The dimensions of genomics datasets used in breeding programs are rapidly increasing. CRV currently has a reference population of ~30,000 Holstein Friesian dairy bulls, partly bulls previously tested in the Netherlands, and partly foreign bulls made available through the EuroGenomics consortium. Furthermore, CRV has smaller reference populations consisting of 1,300 – 2,500 progeny tested bulls, for Jerseys and Friesians held under specific circumstances (“grazing” in New Zealand). Further expansion of those reference populations by genotyping large numbers of cows that are phenotyped for a large number of traits is currently underway. Several issues that are important to make the most out of this great resource are addressed in the project GenomXL.
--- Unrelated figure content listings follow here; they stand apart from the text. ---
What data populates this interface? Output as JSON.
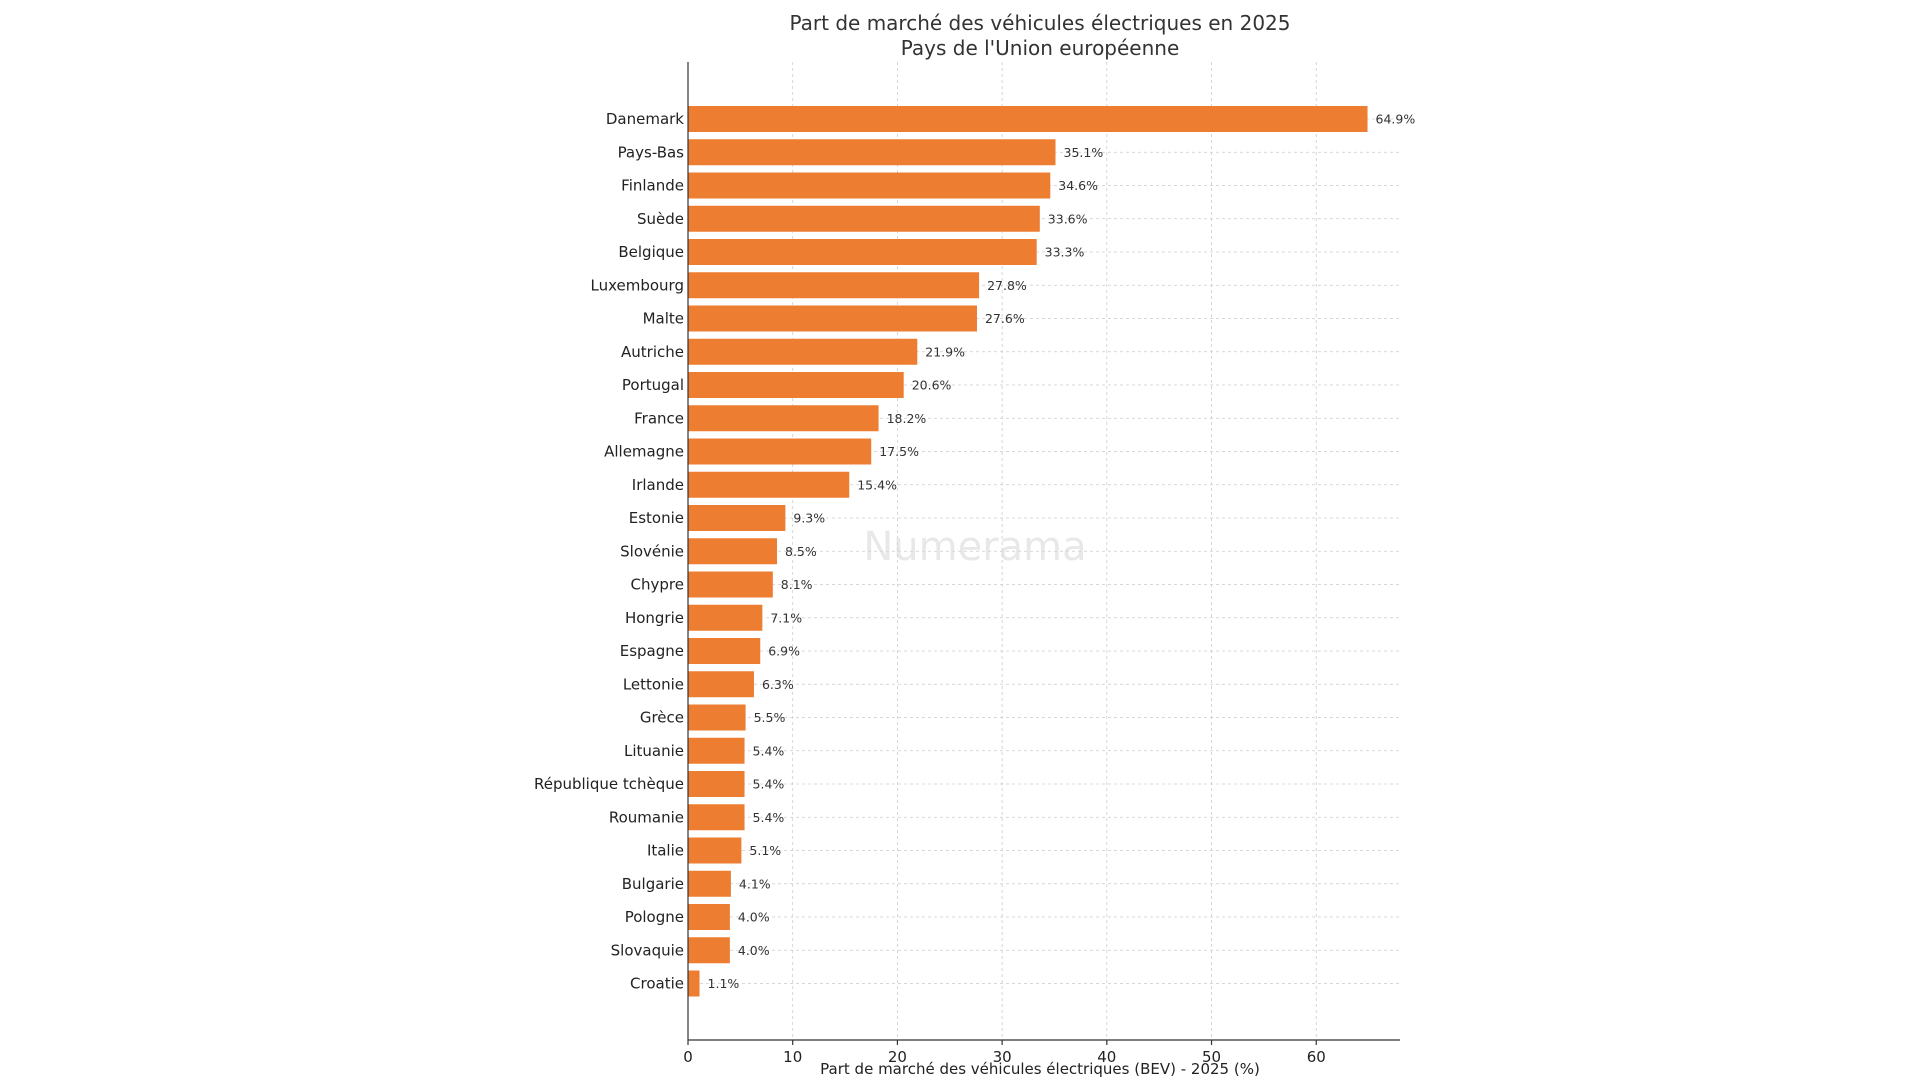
{
  "chart_data": {
    "type": "bar",
    "orientation": "horizontal",
    "title": "Part de marché des véhicules électriques en 2025",
    "subtitle": "Pays de l'Union européenne",
    "xlabel": "Part de marché des véhicules électriques (BEV) - 2025 (%)",
    "ylabel": "",
    "xlim": [
      0,
      68
    ],
    "xticks": [
      0,
      10,
      20,
      30,
      40,
      50,
      60
    ],
    "grid": true,
    "bar_color": "#ED7D31",
    "watermark": "Numerama",
    "categories": [
      "Danemark",
      "Pays-Bas",
      "Finlande",
      "Suède",
      "Belgique",
      "Luxembourg",
      "Malte",
      "Autriche",
      "Portugal",
      "France",
      "Allemagne",
      "Irlande",
      "Estonie",
      "Slovénie",
      "Chypre",
      "Hongrie",
      "Espagne",
      "Lettonie",
      "Grèce",
      "Lituanie",
      "République tchèque",
      "Roumanie",
      "Italie",
      "Bulgarie",
      "Pologne",
      "Slovaquie",
      "Croatie"
    ],
    "values": [
      64.9,
      35.1,
      34.6,
      33.6,
      33.3,
      27.8,
      27.6,
      21.9,
      20.6,
      18.2,
      17.5,
      15.4,
      9.3,
      8.5,
      8.1,
      7.1,
      6.9,
      6.3,
      5.5,
      5.4,
      5.4,
      5.4,
      5.1,
      4.1,
      4.0,
      4.0,
      1.1
    ],
    "value_labels": [
      "64.9%",
      "35.1%",
      "34.6%",
      "33.6%",
      "33.3%",
      "27.8%",
      "27.6%",
      "21.9%",
      "20.6%",
      "18.2%",
      "17.5%",
      "15.4%",
      "9.3%",
      "8.5%",
      "8.1%",
      "7.1%",
      "6.9%",
      "6.3%",
      "5.5%",
      "5.4%",
      "5.4%",
      "5.4%",
      "5.1%",
      "4.1%",
      "4.0%",
      "4.0%",
      "1.1%"
    ]
  }
}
One important restriction for routine genetic evaluations, is that the runtime should be limited, such that breeding values can be estimated rapidly. This requirement becomes a challenge when tens of thousands of animals are genotyped, and also when in the near future imputed sequence data with many millions of SNPs may be available for those animals. In GenomXL, two important steps forward have been made in this regard. Firstly, a new algorithm is developed to estimate SNP effects. This algorithm is called “right-hand-side” updating, and was shown to be able to reduce CPU time by 74.5 to 93.0% and memory requirements by 13.1 to 66.4% (Calus, 2014). Secondly, it has been shown that genomic evaluations can use previously estimated SNP variances, such that genomic evaluations can be run using fast converging BLUP models, while capturing properties of Bayesian variable selection models (Calus et al., 2014).
Multi-breed genomic prediction
Using the large Holstein Friesian reference population, reliable breeding values can be predicted for Holstein Friesian animals. Other breeds, like Jerseys or local breeds, lack this large reference population, resulting in less reliable breeding values. In GenomXL, the potential to use genomic information across breeds is investigated. As a first step, different factors determining the accuracy of genomic prediction were investigated, showing a large effect of family relationships and a much smaller effect of linkage disequilibrium between markers and genes (Wientjes et al., 2013). In the next step, the potential accuracy of across and multi breed genomic prediction was investigated. Results showed that, due to the lack of close family relationships across breeds, accuracy of across breed genomic prediction is low compared to the accuracy achieved for single breed genomic prediction, even when gene effects are the same (Wientjes et al., 2014a). Differences in gene effects reduce the potential accuracy, proportional to the correlation between gene effects across populations (Wientjes et al., 2014a). Moreover, accuracy is depending on the genetic architecture of the trait; when allele frequency of genes underlying a trait decrease, accuracies of both single and multi-breed genomic prediction decrease as well (Wientjes et al., 2014b).